Muchos hasta ahora no asimilan y se quedan sorprendidos por los resultados de la economía china. Un pueblo milenario, de una gran cultura tradicional que se mantiene y donde se cobijan más de mil trescientos millones de habitantes, exportando al planeta sus excedentes y lo que produce de acuerdo a sus tecnologías.
Pero pocos saben, o no quieren saber, los verdaderos orígenes de este fenómeno, a los que se les llama "los dragones chinos". Basan todo su esplendor en el buen manejo del Estado, con la participación con reglas claras de la empresa privada, pero sobre todo con la disciplina de todos los actores de la sociedad y la erradicación a cero de lo que signifique corrupción.

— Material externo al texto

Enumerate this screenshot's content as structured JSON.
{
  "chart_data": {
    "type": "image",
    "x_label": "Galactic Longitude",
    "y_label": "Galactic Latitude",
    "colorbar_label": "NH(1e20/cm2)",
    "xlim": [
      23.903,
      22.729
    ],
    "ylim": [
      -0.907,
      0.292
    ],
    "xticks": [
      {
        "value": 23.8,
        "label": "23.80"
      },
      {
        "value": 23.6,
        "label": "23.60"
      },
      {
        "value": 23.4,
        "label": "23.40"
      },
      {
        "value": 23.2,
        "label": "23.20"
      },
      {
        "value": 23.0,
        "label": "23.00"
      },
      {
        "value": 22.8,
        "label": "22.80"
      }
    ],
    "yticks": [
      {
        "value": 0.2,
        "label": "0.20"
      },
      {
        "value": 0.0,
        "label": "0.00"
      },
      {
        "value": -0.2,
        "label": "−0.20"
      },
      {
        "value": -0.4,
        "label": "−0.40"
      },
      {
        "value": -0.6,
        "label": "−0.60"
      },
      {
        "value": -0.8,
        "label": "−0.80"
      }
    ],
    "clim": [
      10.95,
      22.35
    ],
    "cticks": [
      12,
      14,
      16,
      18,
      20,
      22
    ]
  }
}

A pesar de estar celebrando "el año de la rata", estos roedores solo existen para experimentos científicos, son animalitos a los que cuidan y hasta veneran. La corrupción es penalizada con leyes drásticas, que van desde largos años de encierro e incluso hasta la muerte, agravado en los casos de funcionarios del Estado.
En el Perú no llegamos a los 28 millones de habitantes, pero las ratas nos superan, están en todas las dependencias estatales y son roedores violentos hasta carroñeros.
La revolución china, liderada por el histórico Mao Tse Tung, eliminó todo atisbo de explotación humana, comenzando por una gran revolución cultural.
En la actualidad se ha erradicado al analfabetismo, no hay limosneros en las calles, menos delincuencia y asaltos, ni extremadamente pobres. Es un país de chinos civilizados.
El Estado es el dueño de todas las riquezas y comparte con la actividad privada o mixta, de acuerdo a su planificación, en los rubros que le interesan.
El partido comunista chino es el más grande del mundo y el neoliberalismo no pegó por estos lares.